Om de ontwikkelingen in Polen te volgen, lees ik veel literaire tijdschriften. Er zijn in Polen veel meer literaire tijdschriften dan hier en, misschien verrassend, dat is ook onder het kapitalisme zo gebleven. Er werd en wordt sowieso veel over literatuur geschreven en gedebatteerd. Het is nu alleen moeilijker te volgen omdat het culturele leven de laatste jaren zo verbrokkeld is. Vroeger hoefde je alleen de literaire ontwikkelingen in Warschau, Krakau of Poznan te volgen. Nu geeft elk willekeurig cultuurhuis in de provincie met een beetje ambitie dichtbundels uit of een literair tijdschrift. Er wordt dan ook druk gediscussieerd in Polen over de verhouding periferie, centrum.

In tegenstelling tot in Rusland hebben de Poolse lezers na de val van de muur, geen nieuwe, voorheen verboden literatuur ontdekt, zoals van de nu zo populaire Boelgakov of Nabokov. Volgens Rasch omdat tijdens het communisme de censuur op Poolse schrijvers nooit zo stringent is geweest als in Rusland. 'Soms kon je bijvoorbeeld wel over Gombrowicz lezen, maar niet zijn werken kopen. Miłosz emigreerde in 1951 en is toen volledig uit de Poolse literatuurgeschiedenissen geschrapt, maar er verschenen wel essays over zijn werk. Een andere keer was het weer andersom. Bovendien werkte de ondergrondse pers uitstekend en had waarschijnlijk een veel groter bereik dan in Rusland of andere Oost-Europese landen. Miłosz, Szymborska, Herbert en Różewicz zijn dan ook de populairste dichters gebleven. Evenmin verrassend lijkt het dat de Russen hun plaats moesten afstaan aan de Amerikanen. Ze worden zelfs bijna niet meer gedrukt.'



Rasch rekent Schulz en Herbert tot zijn eigen ontdekkingen. Voor Schulz heeft hij ook de Nijhoff-prijs gekregen, precies vijfentwintig jaar nadat hij hem begon te lezen. Verrassenderwijs kreeg hij de vertaalprijs niet in het jaar dat Schulz complete werk op de markt kwam, maar één jaar later.
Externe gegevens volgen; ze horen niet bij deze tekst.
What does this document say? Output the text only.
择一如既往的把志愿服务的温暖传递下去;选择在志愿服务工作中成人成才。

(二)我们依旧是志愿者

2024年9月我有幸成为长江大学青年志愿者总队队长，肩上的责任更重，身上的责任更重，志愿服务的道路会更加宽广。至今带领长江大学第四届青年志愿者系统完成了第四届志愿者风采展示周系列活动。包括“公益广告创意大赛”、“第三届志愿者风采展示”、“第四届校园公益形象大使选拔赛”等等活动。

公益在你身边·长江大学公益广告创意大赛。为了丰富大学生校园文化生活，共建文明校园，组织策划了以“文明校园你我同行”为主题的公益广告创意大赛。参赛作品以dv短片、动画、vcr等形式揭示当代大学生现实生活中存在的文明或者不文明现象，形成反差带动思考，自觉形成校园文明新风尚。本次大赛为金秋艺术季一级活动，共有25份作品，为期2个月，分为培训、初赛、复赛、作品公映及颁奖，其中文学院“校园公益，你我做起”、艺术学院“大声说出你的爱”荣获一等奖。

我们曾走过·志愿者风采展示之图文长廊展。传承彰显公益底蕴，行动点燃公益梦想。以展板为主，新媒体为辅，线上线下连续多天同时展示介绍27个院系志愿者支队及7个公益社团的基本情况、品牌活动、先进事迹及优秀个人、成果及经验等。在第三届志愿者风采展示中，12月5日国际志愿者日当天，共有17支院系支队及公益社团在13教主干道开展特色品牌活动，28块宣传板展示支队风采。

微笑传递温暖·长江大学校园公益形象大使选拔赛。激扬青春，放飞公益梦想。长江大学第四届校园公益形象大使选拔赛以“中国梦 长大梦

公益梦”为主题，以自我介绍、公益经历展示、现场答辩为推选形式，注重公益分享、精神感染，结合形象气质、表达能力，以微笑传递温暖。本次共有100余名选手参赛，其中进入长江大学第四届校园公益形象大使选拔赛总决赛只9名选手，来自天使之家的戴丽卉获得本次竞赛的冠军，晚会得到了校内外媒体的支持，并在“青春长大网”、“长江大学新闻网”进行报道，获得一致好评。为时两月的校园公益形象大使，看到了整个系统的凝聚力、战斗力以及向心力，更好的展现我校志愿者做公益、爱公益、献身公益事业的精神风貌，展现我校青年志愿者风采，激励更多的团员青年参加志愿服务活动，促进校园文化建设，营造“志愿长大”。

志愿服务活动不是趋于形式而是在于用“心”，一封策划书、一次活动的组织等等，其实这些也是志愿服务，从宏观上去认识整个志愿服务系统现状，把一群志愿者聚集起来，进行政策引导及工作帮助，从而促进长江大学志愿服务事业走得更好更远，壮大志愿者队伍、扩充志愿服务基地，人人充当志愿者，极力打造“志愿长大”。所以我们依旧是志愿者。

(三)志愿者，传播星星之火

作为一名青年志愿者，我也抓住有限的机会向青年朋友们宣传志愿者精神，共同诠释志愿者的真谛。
Herbert introduceerde hij in 1988, eerst in De Revisor en vervolgens in een Pools nummer van De Tweede Ronde. Daarna vroeg uitgeverij De Bezige Bij hem een bundel van Herbert te vertalen. Hij heeft maar één Poolse schrijver vertaald die niet eerder in een andere taal was overgezet, Skrzyposzek. Hij kan er dus meestal de Engelse of Duitse vertaling bij pakken, al doet hij dat naar eigen zeggen zelden. Vooral in het Duits is er zeer veel uit het Pools vertaald.

Rasch werkt zestig uur per week en vertaalt soms drie boeken per jaar. Dit jaar zelfs een veelvoud. Ondanks zijn status als vertaler blijft hij afhankelijk van wat uitgevers hem te vertalen aanbieden. 'Vroeger zeiden ze (bijna) altijd nee als ik met iets aankwam, nu minder'. Van Miłosz, van wie hij het autobiografische Geboortegrond en de roman Het dal van de Issa vertaalde, hoopt hij volgend jaar ( eindelijk) een selectie van zijn poëzie uitte brengen.1 Ten slotte is Czeslaw Miłosz voor zijn landgenoten in de eerste plaats een dichter.






1 Van Miłosz verschenen onlangs in de Nederlandse vertaling van Karol Lesman, een zestal gedichten in de bundel De meisjes van Zanzibar. Twintigste-eeuwse Russische, Tsjechische en Poolse gedichten. Uitgeverij Plantage, Leiden 2000.